A New Way to Power the World’s Most Powerful Navy

A New Way to Power the World’s Most Powerful Navy

By Adam Stone

For the U.S. Navy, the stakes are high when it comes to power management. Modern weapons and sensor systems on ships require a great deal of steady, reliable power to stay ready and alert. But, as any sailor will tell you, space is tight on naval vessels. There isn’t room for the kinds of massive generators and power conversion equipment that might be used to power these weapons on land.

Northrop Grumman engineers tackled this challenge head-on. They developed an entirely new, innovative solution to manage these energy needs on space-constrained ships. Our integrated power and energy systems deliver power as a service, on-demand, with the ability to completely control load dynamics. What’s more, Northrop Grumman’s system integrates with existing infrastructure, which protects the ship’s electrical bus from surges or dips in power and makes it easier to upgrade over time.

“We provide the power seamlessly without impacting the rest of the ship’s electrical systems,” said Matt Superczynski, a chief engineer at Northrop Grumman.

Making Powerful Building Blocks

To deliver this highly flexible solution, Northrop Grumman’s team took a modular approach to meeting the Navy’s energy needs, meaning they used a collection of different components that can be configured in different ways as the customer’s needs change. Think of them as power conversion building blocks that can be customized for a multitude of unique situations.

This approach streamlines manufacturing, making it easier for the Navy to get exactly what it needs in a timely way. It also makes it easier to expand the power conversion and energy management as new systems and capabilities become available.

“This creates a lot of flexibility when you go to add to the system in the future, whether it’s additional energy storage or additional power modules to deal with multiple loads,” said Matt.

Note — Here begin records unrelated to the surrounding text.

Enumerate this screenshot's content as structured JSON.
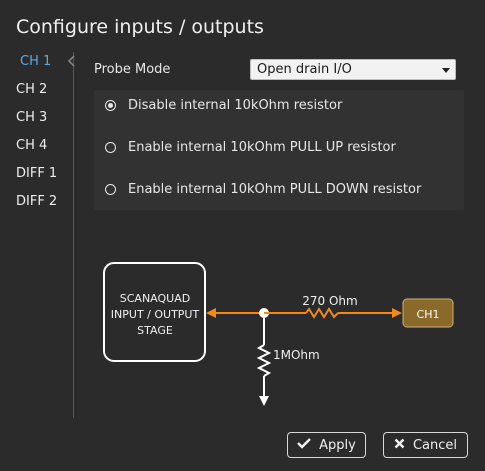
{
  "dialog": {
    "title": "Configure inputs / outputs"
  },
  "tabs": [
    {
      "label": "CH 1",
      "active": true
    },
    {
      "label": "CH 2",
      "active": false
    },
    {
      "label": "CH 3",
      "active": false
    },
    {
      "label": "CH 4",
      "active": false
    },
    {
      "label": "DIFF 1",
      "active": false
    },
    {
      "label": "DIFF 2",
      "active": false
    }
  ],
  "probe": {
    "label": "Probe Mode",
    "selected": "Open drain I/O"
  },
  "options": [
    {
      "label": "Disable internal 10kOhm resistor",
      "checked": true
    },
    {
      "label": "Enable internal 10kOhm PULL UP resistor",
      "checked": false
    },
    {
      "label": "Enable internal 10kOhm PULL DOWN resistor",
      "checked": false
    }
  ],
  "diagram": {
    "stage_line1": "SCANAQUAD",
    "stage_line2": "INPUT / OUTPUT",
    "stage_line3": "STAGE",
    "series_resistor": "270 Ohm",
    "pulldown_resistor": "1MOhm",
    "channel_label": "CH1",
    "colors": {
      "wire": "#f08a1e",
      "channel": "#8a6a2a",
      "line": "#ffffff"
    }
  },
  "buttons": {
    "apply": "Apply",
    "cancel": "Cancel"
  }
}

Modularity also empowers the Navy to be more proactive in managing the cost and scheduling of its power system capabilities. Northrop Grumman’s approach can reduce the physical footprint associated with power systems by as much as 50%. This frees up space for other critical systems on the ship.

“Right now, most programs — from lasers to electronic warfare programs — come with their own power system,” said Bob Sacca, director of Northrop Grumman’s Power/Control Systems operating unit. This approach, Bob explained, makes for an inefficient and expensive acquisitions process.

An integrated power and energy management system means the Navy doesn’t need to procure a different power solution for each new system, Bob said. Modules can be configured to support a range of systems across multiple platforms.

Achieving Greater Readiness

While Northrop Grumman’s pioneering solution aims to address the Navy’s requirements, the development team envisioned other service branches taking advantage of this same approach.

“There’s no reason why we can’t take that same approach and do it for an aircraft or a ground system for the Army,” Bob said. “This technology can be used in multiple domains.”

The net result of all this: greater warfighter readiness.

“Those new systems — the multi-megawatt radars, the directed energy weapons — they are all power-hungry,” said Matt. “The customer needs common building blocks that are flexible and scalable, that can keep up with the growing demands of the weapons and sensors.”